The RHA has accused ferry operators of reneging on their agreement with the haulage industry to pass on fuel price savings to hauliers using routes between Northern Ireland and Great Britain.

Despite oil prices plummeting during the pandemic and £35m of funding being made available to help ferry operators, they have not adjusted fuel surcharges imposed on trucks crossing the Irish Sea.

The RHA has challenged them to pass the fuel price savings to hauliers using the routes, pointing out that they are reneging on an agreement with the haulage sector to vary the fuel surcharges on trucks crossing the Irish Sea in line with oil prices.

John Martin, RHA policy manager for Northern Ireland said: “Ferry operators should be reducing their fuel surcharges but so far they’ve refused to honour that commitment.

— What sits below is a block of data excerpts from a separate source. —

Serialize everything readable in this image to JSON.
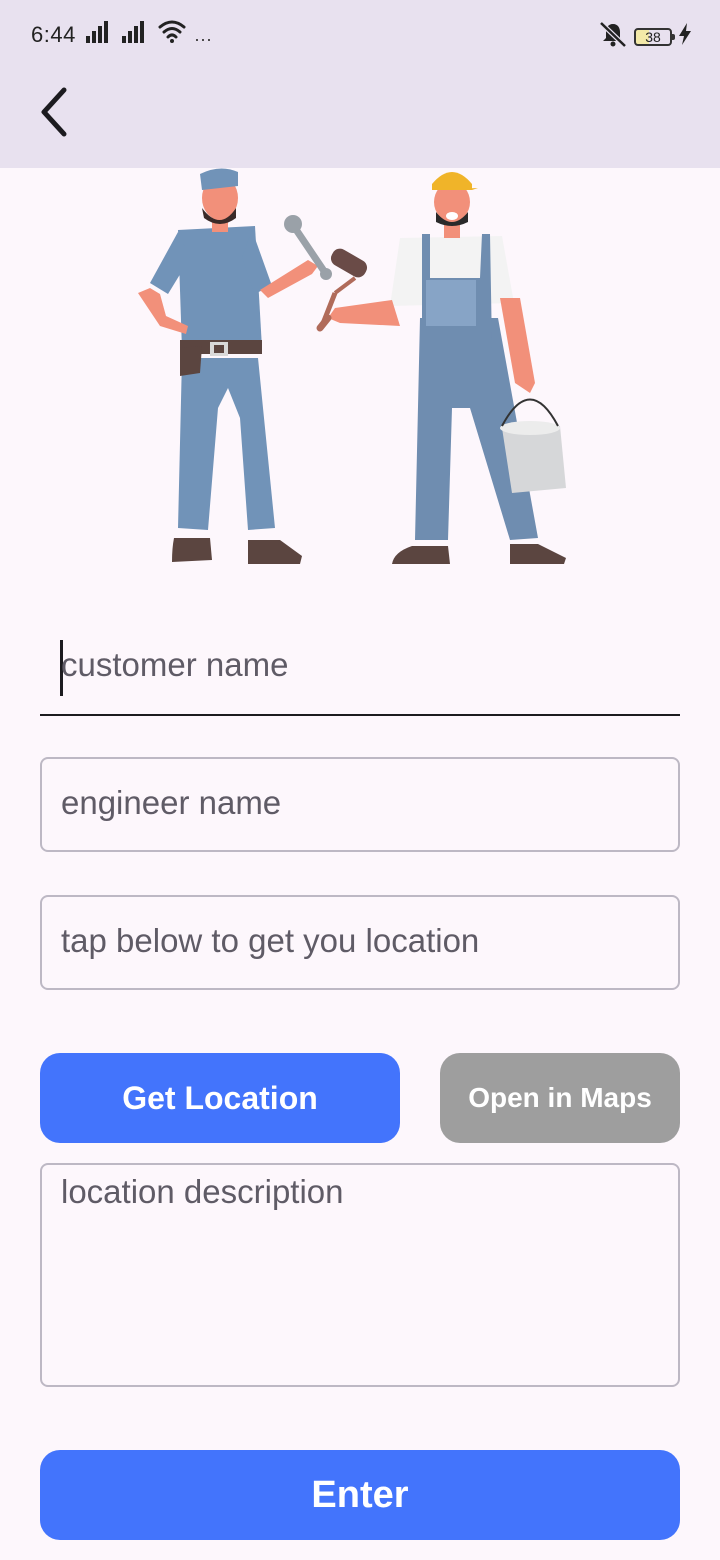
{
  "status_bar": {
    "time": "6:44",
    "more_indicator": "···",
    "battery_level": "38",
    "icons": [
      "signal-icon",
      "signal-icon",
      "wifi-icon",
      "more-dots-icon",
      "mute-vibrate-icon",
      "battery-icon",
      "charging-icon"
    ]
  },
  "app_bar": {
    "back_icon": "chevron-left-icon"
  },
  "illustration": {
    "icon": "workers-illustration"
  },
  "form": {
    "customer_name_placeholder": "customer name",
    "engineer_name_placeholder": "engineer name",
    "location_placeholder": "tap below to get you location",
    "location_description_placeholder": "location description"
  },
  "buttons": {
    "get_location_label": "Get Location",
    "open_maps_label": "Open in Maps",
    "enter_label": "Enter"
  },
  "colors": {
    "primary": "#4374fc",
    "disabled": "#9e9e9e",
    "app_bar_bg": "#e8e1ef",
    "page_bg": "#fdf7fc"
  }
}
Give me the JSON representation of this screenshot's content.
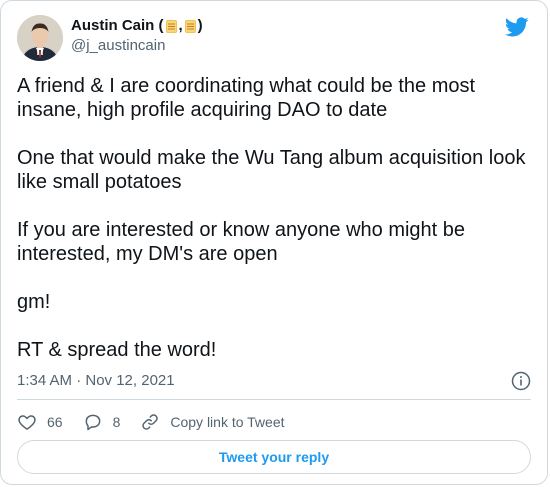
{
  "author": {
    "name": "Austin Cain (",
    "emoji_separator": ",",
    "name_close": ")",
    "handle": "@j_austincain"
  },
  "tweet": {
    "paragraphs": [
      "A friend & I are coordinating what could be the most insane, high profile acquiring DAO to date",
      "One that would make the Wu Tang album acquisition look like small potatoes",
      "If you are interested or know anyone who might be interested, my DM's are open",
      "gm!",
      "RT & spread the word!"
    ],
    "timestamp": "1:34 AM · Nov 12, 2021"
  },
  "actions": {
    "likes": "66",
    "replies": "8",
    "copy_link_label": "Copy link to Tweet"
  },
  "reply_button": {
    "label": "Tweet your reply"
  },
  "icons": {
    "avatar": "avatar",
    "emoji": "scroll-icon",
    "logo": "twitter-bird-icon",
    "info": "info-icon",
    "like": "heart-icon",
    "reply": "comment-icon",
    "link": "link-icon"
  },
  "colors": {
    "accent": "#1d9bf0",
    "text": "#0f1419",
    "muted": "#536471",
    "border": "#cfd9de"
  }
}
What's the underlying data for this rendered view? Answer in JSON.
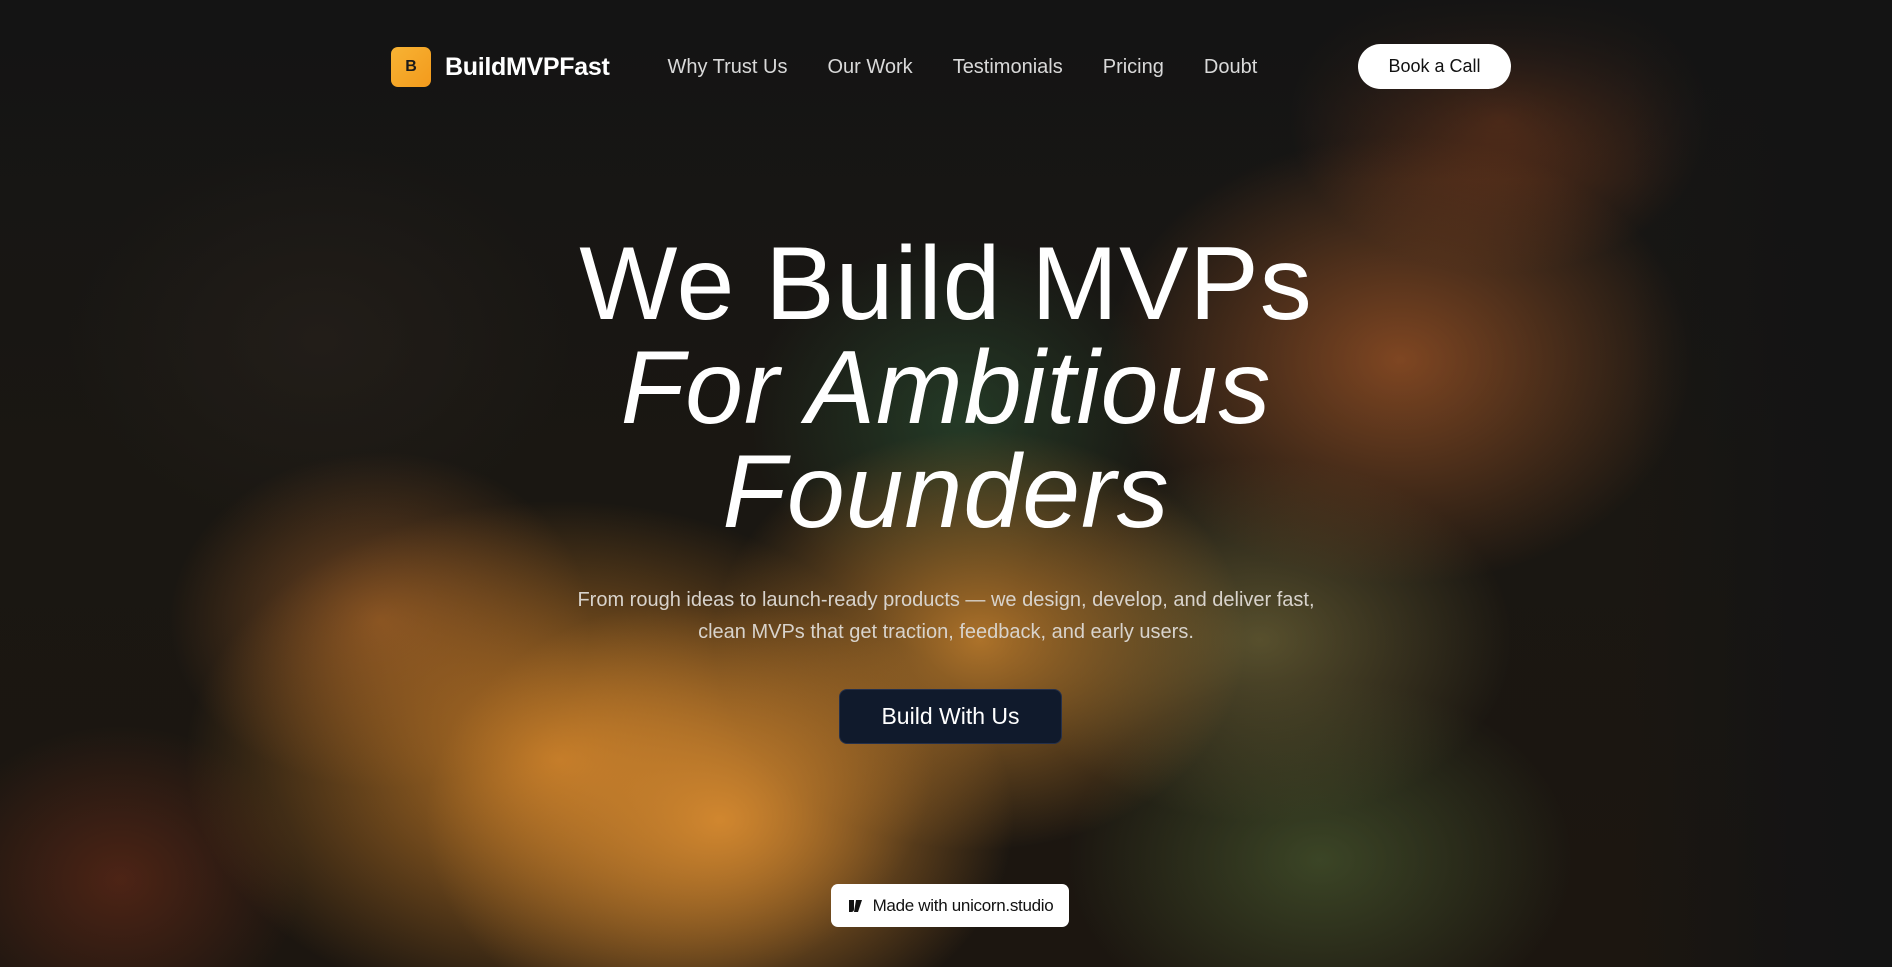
{
  "brand": {
    "logo_letter": "B",
    "name": "BuildMVPFast",
    "logo_color": "#f5a623"
  },
  "nav": {
    "links": [
      "Why Trust Us",
      "Our Work",
      "Testimonials",
      "Pricing",
      "Doubt"
    ],
    "cta_label": "Book a Call"
  },
  "hero": {
    "title_line1": "We Build MVPs",
    "title_line2": "For Ambitious",
    "title_line3": "Founders",
    "subtitle_line1": "From rough ideas to launch-ready products — we design, develop, and deliver fast,",
    "subtitle_line2": "clean MVPs that get traction, feedback, and early users.",
    "cta_label": "Build With Us"
  },
  "badge": {
    "label": "Made with unicorn.studio"
  },
  "colors": {
    "background": "#151515",
    "accent_orange": "#d08a35",
    "cta_bg": "#101a2c"
  }
}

“Had the price of oil shot up during this crisis I’m in no doubt ferry operators would have increased the levies – so it must work both ways.

“Their refusal to lower the surcharges is estimated to be costing the Northern Ireland economy in the region of £15-£23m each year.”

He said the government had given the ferry firms a £35m lifeline to get through the next few weeks and challenged them to do the same for their customers.

The scheme aims to protect ferry routes, which have seen passenger numbers drop sharply during the pandemic.

Under the scheme, announced by transport secretary, Grant Shapps earlier this month, 16 of the most important routes covering the Channel, the Short Strait, the North Sea and routes between Great Britain and Northern Ireland will be protected and designated as Public Service Obligation routes for up to nine weeks.